Washington: Hundreds of novel genes that are mutated in stomach cancer, the second-most lethal cancer worldwide, have been identified.
The finding by an international team of scientists, led by researchers from the Duke-NUS Graduate Medical School (Duke-NUS) in Singapore and National Cancer Centre of Singapore, paves the way for treatments tailored to the genetic make-up of individual stomach tumours.
Stomach cancer is the second leading cause of cancer death globally with more than 700,000 deaths each year, and is particularly common in East Asia.
Treatment of this deadly disease is often difficult and unsuccessful because of late detection of tumours and a poor understanding of the causes. In the United States, less than a quarter of patients survive more than five years after diagnosis, even after treatment.
“Until now, the genetic abnormalities that cause stomach cancers are still largely unknown, which partially explain the overall poor treatment outcome,” said Patrick Tan, M.D., Ph.D., senior author of the study and associate professor in the Cancer and Stem Cell Biology Program at Duke-NUS.
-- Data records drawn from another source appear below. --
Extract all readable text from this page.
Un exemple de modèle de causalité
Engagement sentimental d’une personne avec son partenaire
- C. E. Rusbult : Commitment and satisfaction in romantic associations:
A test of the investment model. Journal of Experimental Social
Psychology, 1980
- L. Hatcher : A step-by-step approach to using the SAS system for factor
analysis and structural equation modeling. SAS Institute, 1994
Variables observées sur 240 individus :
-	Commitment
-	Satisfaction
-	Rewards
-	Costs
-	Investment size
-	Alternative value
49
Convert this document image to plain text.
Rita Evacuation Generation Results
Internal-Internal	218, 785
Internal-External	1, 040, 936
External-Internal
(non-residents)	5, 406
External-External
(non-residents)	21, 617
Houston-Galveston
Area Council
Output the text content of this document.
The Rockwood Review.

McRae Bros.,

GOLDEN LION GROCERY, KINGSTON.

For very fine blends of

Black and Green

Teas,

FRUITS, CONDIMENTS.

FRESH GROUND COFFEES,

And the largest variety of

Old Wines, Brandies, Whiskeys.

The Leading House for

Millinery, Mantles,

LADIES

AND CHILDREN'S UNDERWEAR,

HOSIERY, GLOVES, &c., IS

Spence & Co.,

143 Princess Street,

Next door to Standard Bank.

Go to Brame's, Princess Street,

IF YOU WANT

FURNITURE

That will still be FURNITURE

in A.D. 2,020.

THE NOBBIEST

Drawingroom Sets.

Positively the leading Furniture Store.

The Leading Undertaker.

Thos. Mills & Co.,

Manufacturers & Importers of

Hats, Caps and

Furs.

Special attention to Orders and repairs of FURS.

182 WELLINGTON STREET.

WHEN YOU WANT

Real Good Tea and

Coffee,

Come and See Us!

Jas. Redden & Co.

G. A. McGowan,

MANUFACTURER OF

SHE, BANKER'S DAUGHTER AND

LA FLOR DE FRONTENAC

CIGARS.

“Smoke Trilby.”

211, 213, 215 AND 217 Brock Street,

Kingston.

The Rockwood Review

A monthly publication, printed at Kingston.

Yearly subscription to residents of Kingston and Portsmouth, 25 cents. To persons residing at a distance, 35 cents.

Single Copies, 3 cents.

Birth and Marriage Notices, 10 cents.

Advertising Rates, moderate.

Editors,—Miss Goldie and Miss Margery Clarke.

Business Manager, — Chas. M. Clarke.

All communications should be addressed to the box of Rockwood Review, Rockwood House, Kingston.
Tan also leads the Genomic Oncology Program at the Cancer Sciences Institute of Singapore and is a group leader at the Genome Institute of Singapore.
Using state-of-the-art DNA sequencing technology, the research team analysed tumour and normal tissue from stomach cancer patients, which led to the discovery of the novel gene mutations.
“This technology allows us to read the DNA sequence of the genes in each cancer genome. This is also a major team effort involving both basic scientists and clinicians,” said co-senior author Steven G. Rozen, Ph.D., who heads the Computational Systems Biology and Human Genetics Laboratory in Duke-NUS.
The team included scientists and clinicians from three research groups affiliated with Duke-NUS, including one headed by co-senior author Teh Bin Tean, M.D., Ph.D., director of the NCCS-VARI Translational Research Laboratory at the National Cancer Center Singapore.
“Our study is one of the first gastric cancer studies to investigate the vast majority of human genes at the single nucleotide level. We screened 18,000 human genes and identified over 600 genes that were previously unknown to be mutated in stomach cancer,” Teh said.
Two of the 600 genes identified that were associated with stomach cancer, FAT4 and ARID1A proved to be particularly interesting.
A further analysis of about 100 stomach tumours found these genes to be mutated in 5 percent and 8 percent of stomach cancers, respectively. In some patients, portions of the chromosome containing the two genes were found to be missing, providing further evidence that genetic defects affecting these genes occur frequently in stomach cancer.
Lab experiments demonstrated the importance of these two genes in driving stomach cancer, as manipulation of FAT4 and ARID1A function altered the growth of stomach cancer cells.
“More research is required to realize the clinical implications of these findings. ARID1A and FAT4 are likely also involved in many other cancer types, not just stomach cancer,” noted Tan, whose research team is actively working on translating the results of this study into clinical applications.
With more than 100,000 new cases worldwide of stomach cancer each year likely to be caused by mutations in FAT4 or ARID1A, drugs against these targets may someday lead to more effective treatment of stomach tumours and other cancers.
The finding appears online on April 8, 2012 in Nature Genetics.